Here, the Court of Appeals relied on Irving, 216 Kan. 588, and Jones, 19 Kan. App. 2d 982, in holding that defendant had a constitutional right to a jury trial. In both of these cases, the defendant was charged with a single offense and not multiple offenses. The question of whether a potential aggregate sentence exceeding six months requires a jury trial was not an issue in either case. Clearly, the cases are not controlling in the present case. More significantly, the Court of Appeals did not mention or discuss the numerous relevant federal and state cases which were cited by the parties in their supplemental briefs. These cases do not reach similar conclusions but are consistent in holding that the multiple petty offenses must arise from the same act before the aggregated sentence becomes relevant in defending a defendant’s right to a jury trial. In United States v. Potvin, 481 F.2d 380, 381 (10th Cir. 1973), the Tenth Circuit Court of Appeals agreed with defendant’s contention that “a person charged with two or more petty offenses arising out of the same act, transaction, or occurrence, is entitled to a trial by jury when the potential aggregate penalty on all counts is in excess of six months imprisonment.” See U.S. v. Coppins, 953 F.2d 86 *128(4th Cir. 1991); Haar v. Hanrahan, 708 F.2d 1547 (10th Cir. 1983); State v. Sanchez, 109 N.M. 428, 786 P.2d 42 (1990).
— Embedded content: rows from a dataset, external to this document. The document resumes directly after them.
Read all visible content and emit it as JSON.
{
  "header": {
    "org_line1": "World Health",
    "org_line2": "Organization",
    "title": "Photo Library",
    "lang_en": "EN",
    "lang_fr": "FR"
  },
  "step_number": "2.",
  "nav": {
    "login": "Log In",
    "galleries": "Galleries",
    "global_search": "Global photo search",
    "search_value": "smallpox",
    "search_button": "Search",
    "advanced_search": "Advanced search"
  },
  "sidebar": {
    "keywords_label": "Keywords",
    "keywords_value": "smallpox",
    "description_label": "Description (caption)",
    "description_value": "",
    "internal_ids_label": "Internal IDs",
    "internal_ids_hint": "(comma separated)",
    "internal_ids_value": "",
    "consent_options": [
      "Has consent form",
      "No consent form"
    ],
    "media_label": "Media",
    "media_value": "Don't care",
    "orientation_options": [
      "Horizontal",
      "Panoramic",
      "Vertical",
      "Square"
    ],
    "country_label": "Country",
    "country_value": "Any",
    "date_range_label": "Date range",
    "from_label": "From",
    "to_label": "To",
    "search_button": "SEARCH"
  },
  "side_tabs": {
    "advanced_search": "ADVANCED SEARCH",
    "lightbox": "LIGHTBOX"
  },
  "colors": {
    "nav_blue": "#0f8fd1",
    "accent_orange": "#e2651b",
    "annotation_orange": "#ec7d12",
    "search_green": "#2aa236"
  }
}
In the present case, defendant was charged with committing a criminal trespass on October 5, 1993, and with stalking between October 21, 1993, and November 1,1993. Defendant was charged and convicted of two separate petty offenses, neither of which carried a possible sentence of six months or more. Since the two offenses did not arise out of the same act or occurrence, defendant cannot aggregate the maximum sentence simply because they are charged in the same complaint. For that reason, defendant’s constitutional right to a jury trial was not at issue before the Court of Appeals, and its consideration was not necessary to serve the interests of justice or to prevent a denial of fundamental rights. Thus, the issue was not properly before the Court of Appeals, and the court erred in considering the issue and in reversing and remanding for a jury trial.
The judgment of the Court of Appeals is affirmed in part and reversed in part. The judgment of the district court is affirmed.